Durante un periodo medio di osservazione dopo l’evento frattura di circa 3 anni, emerge che circa la metà (50,8%) dei pazienti trattati con farmaci anti-osteoporosi non ha aderito alla terapia. L’analisi del rischio di ri-frattura e di mortalità nel periodo di osservazione mostra che i pazienti non trattati hanno avuto un rischio superiore del 55,6% per l’esito ri-frattura e 36% per l’esito mortalità rispetto ai pazienti trattati con farmaci anti-osteoporosi. Inoltre, nella coorte dei pazienti trattati, coloro che hanno assunto anche la supplementazione di calcio e/o vitamina D hanno avuto un rischio inferiore sia di ri-frattura (inferiore del 64,4%) sia di mortalità (inferiore del 47,1%) rispetto ai pazienti trattati senza supplementazione.

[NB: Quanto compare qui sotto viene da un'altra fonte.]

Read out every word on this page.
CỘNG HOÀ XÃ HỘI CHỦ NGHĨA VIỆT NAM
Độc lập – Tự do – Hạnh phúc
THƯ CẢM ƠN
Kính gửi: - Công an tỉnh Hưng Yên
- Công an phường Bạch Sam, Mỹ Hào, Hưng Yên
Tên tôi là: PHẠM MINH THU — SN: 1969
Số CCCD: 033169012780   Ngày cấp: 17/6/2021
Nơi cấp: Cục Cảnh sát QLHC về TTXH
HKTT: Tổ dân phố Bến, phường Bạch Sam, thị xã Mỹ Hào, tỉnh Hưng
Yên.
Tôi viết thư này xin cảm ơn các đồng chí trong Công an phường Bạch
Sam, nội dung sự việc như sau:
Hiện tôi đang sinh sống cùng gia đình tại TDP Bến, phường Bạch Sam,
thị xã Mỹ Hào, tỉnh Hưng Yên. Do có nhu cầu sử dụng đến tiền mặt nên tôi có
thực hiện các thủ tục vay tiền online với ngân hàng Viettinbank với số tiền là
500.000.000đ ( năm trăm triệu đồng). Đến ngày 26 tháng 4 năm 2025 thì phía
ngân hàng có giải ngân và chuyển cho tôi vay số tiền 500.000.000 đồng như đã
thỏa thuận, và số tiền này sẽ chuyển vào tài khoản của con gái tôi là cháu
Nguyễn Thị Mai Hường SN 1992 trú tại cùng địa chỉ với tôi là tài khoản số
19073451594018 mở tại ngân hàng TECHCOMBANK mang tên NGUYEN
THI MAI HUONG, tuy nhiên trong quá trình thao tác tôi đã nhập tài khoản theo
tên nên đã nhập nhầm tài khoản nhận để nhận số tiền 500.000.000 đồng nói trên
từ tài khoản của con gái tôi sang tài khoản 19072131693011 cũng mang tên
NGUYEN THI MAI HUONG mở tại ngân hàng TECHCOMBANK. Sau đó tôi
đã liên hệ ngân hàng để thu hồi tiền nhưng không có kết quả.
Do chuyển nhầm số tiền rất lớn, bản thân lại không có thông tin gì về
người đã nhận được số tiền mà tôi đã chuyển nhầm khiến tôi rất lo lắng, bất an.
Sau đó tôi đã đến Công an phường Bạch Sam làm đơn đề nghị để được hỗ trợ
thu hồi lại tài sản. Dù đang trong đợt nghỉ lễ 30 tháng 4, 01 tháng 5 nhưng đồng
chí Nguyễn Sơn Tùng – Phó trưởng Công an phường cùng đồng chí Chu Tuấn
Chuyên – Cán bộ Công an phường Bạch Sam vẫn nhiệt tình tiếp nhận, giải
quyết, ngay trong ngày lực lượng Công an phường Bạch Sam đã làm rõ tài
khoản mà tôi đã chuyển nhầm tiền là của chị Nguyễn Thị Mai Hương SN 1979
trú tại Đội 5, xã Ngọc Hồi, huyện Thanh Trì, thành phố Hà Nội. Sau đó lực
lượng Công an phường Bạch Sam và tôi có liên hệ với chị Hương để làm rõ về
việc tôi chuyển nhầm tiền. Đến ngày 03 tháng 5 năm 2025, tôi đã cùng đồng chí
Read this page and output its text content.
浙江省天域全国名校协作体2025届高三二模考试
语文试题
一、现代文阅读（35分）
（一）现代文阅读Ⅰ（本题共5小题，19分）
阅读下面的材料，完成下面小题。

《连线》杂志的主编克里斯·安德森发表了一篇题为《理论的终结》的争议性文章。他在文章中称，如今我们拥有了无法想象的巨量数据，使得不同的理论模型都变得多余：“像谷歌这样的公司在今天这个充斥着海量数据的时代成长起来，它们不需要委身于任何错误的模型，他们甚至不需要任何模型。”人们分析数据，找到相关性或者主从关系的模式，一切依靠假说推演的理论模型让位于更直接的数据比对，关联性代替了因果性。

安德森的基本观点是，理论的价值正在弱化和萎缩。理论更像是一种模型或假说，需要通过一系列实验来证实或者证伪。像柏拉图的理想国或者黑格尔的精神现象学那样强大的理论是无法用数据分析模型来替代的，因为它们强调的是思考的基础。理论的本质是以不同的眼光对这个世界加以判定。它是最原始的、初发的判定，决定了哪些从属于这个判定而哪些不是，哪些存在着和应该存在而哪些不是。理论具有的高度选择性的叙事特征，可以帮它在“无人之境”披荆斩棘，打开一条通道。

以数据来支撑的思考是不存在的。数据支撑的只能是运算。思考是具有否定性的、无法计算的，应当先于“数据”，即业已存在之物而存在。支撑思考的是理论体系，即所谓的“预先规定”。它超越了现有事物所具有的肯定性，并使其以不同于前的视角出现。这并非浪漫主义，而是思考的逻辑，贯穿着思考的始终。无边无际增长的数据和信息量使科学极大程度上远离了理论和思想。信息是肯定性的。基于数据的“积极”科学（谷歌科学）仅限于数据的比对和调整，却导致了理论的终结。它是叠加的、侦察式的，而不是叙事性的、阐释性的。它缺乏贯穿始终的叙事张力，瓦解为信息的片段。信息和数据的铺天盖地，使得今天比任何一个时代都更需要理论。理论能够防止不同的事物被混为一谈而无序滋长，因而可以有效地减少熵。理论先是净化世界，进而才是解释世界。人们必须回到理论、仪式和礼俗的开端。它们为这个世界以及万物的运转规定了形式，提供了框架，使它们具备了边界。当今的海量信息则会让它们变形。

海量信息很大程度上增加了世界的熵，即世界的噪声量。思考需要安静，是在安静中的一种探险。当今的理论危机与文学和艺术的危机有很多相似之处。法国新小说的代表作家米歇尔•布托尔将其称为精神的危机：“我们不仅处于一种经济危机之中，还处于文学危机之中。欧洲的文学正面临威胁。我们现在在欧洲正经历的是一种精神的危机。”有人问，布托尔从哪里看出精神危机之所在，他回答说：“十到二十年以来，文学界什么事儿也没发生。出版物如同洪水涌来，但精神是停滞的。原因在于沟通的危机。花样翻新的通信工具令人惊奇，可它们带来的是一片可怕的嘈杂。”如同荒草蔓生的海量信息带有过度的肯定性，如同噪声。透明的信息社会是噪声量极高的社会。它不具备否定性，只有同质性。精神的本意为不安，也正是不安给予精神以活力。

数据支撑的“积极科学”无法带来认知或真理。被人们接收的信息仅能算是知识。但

«Le Linee Guida Nazionali per il paziente osteoporotico che ha già sperimentato una frattura [Agenzia Italiana del Farmaco (AIFA). Nota 79 – Prescription of osteoporosis medications at risk of fragility fracture or subsequent fracture] possono essere ricondotte a tre raccomandazioni: opportuno trattamento farmacologico per la prevenzione secondaria, aderenza al trattamento farmacologico raccomandato dal medico, e adeguato apporto di calcio e vitamina D – chiarisce Angelo Testa, presidente di SNAMI (Sindacato Nazionale Medici Italiani) – Alla base di tali raccomandazioni vi sono evidenze di aumentato rischio di ri-fratture in pazienti osteoporotici con precedente frattura quando non opportunamente trattata oppure, se il trattamento anti-frattura è stato prescritto, quando il paziente non aderisce alla terapia. Inoltre, uno scarso apporto di calcio e vitamina D in pazienti trattati con farmaci anti-osteoporosi è stato correlato ad una ridotta protezione delle fratture. Per queste ragioni, l’integrazione è raccomandata anche dall’Aifa per i pazienti a rischio di frattura da fragilità o successiva frattura che inizia il farmaco per l’osteoporosi».

Luca Degli Esposti, economista, Clicon Health Economics and Outcomes Research, spiega:

«Dalla ricerca, realizzata con in contributo non condizionante di Abiogen Pharma, emerge un costo medio annuo per il Sistema Sanitario di oltre 39.000 euro per i pazienti con diagnosi di osteoporosi non trattati, di poco meno di 11.500 euro per quelli trattati con i soli farmaci osteoporotici e di 7.200 euro per i pazienti trattati anche con supplementazione di calcio e vitamina D, segno che l’utilizzo appropriato delle terapie per trattare l’osteoporosi, in accordo con le linee guida esistenti, può migliorare la prognosi dei
pazienti e ridurre i costi assistenziali».